It's Beginning to Look a Lot Like Christmas
Updated: May 23, 2022
My parents’ training of me started early and was original in its cruelty. Christmas day, 1975, when I was five years old, I cried because Santa did not bring me the doll that I wanted. I was only a kid, only expressing my feelings, in this case, disappointment. But a five year old’s tears deeply offended my father. He responded not by comforting me, but by shouting that I had ruined Christmas for everyone. Then he made me go from person to person, relative to relative, and apologize to each individual for ruining their Christmas. My mother and my grandparents did not object to my father’s behavior. They said nothing to correct him and did nothing to stop him.

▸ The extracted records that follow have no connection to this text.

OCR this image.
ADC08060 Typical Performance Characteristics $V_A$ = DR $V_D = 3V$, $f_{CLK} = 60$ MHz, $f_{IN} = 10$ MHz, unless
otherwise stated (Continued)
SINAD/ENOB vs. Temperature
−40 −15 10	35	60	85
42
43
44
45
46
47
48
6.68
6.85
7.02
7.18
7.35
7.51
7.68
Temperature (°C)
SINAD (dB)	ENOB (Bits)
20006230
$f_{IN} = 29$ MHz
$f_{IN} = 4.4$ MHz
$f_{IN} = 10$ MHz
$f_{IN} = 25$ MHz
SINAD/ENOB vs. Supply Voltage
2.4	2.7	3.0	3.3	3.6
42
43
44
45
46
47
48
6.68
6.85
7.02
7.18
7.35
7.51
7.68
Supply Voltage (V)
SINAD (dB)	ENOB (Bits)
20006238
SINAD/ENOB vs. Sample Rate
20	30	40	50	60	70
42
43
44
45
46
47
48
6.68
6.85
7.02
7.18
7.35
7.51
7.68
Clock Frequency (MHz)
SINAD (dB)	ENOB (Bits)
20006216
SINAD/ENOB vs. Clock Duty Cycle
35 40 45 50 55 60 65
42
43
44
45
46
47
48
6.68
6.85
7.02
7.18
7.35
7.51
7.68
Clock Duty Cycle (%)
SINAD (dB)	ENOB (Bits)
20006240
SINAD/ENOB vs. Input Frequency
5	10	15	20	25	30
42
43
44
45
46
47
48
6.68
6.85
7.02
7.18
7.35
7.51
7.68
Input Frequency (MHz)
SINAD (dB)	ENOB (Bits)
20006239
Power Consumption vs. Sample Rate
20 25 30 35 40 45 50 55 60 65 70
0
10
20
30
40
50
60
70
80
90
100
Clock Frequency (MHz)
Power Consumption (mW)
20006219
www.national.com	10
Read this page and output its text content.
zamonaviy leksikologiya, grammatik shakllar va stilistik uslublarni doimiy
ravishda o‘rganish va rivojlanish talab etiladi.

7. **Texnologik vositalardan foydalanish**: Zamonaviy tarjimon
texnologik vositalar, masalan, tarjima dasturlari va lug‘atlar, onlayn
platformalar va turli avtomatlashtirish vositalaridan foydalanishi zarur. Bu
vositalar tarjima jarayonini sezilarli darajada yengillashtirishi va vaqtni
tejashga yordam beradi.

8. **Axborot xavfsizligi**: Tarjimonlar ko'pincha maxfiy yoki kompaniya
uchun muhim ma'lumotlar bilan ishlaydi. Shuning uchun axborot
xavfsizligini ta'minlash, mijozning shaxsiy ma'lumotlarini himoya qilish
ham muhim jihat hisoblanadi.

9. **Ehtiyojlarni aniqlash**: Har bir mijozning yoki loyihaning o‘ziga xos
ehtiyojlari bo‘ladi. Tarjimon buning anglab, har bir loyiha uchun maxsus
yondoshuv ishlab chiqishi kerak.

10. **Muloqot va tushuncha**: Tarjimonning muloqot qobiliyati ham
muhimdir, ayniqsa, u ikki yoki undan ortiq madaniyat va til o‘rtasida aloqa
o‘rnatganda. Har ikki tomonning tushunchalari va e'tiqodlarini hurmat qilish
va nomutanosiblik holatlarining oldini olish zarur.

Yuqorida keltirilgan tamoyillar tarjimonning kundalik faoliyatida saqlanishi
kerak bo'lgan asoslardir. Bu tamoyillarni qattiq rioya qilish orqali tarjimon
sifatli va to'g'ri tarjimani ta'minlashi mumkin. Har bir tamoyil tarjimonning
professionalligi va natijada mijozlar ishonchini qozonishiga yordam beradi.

Even at the age of five, I knew I had done nothing wrong and that what my father was doing to me was unjust, but I did not have the eloquence to defend myself, having not yet graduated kindergarten, and even if I did, it wouldn’t have made a difference. As I grew, even as I obtained both courage and language, my parents never listened to me and never heard me. I existed solely to fulfill their emotional needs and if I failed to read their minds and perform my role to perfection, whether I was a toddler, a teenager stricken with cancer, or an adult stricken with anxiety and depression, I would be severely punished. It is no wonder that for so long I assumed nothing I said or did would make a difference, that I was worthless unless I was pleasing the detestable people around me. Deep within me and also on the surface, remains a sense of fear and inadequacy. If I step out of line, if I speak for myself, if I show feeling, if I think differently, retribution is coming, and it will not yield, it will not show mercy.
So I approach the holidays as I would any day, by celebrating being thousands of miles away from my family of origin and having made the pledge never to see them or talk to them again. LIfe and death will ensue and I will have nothing to do with them. So long suckers!
I am now free to live without punishment for being myself. It is the Thanksgiving of all Thanksgivings. It is the Christmas of all Christmases. It is the best gift I could ever give myself.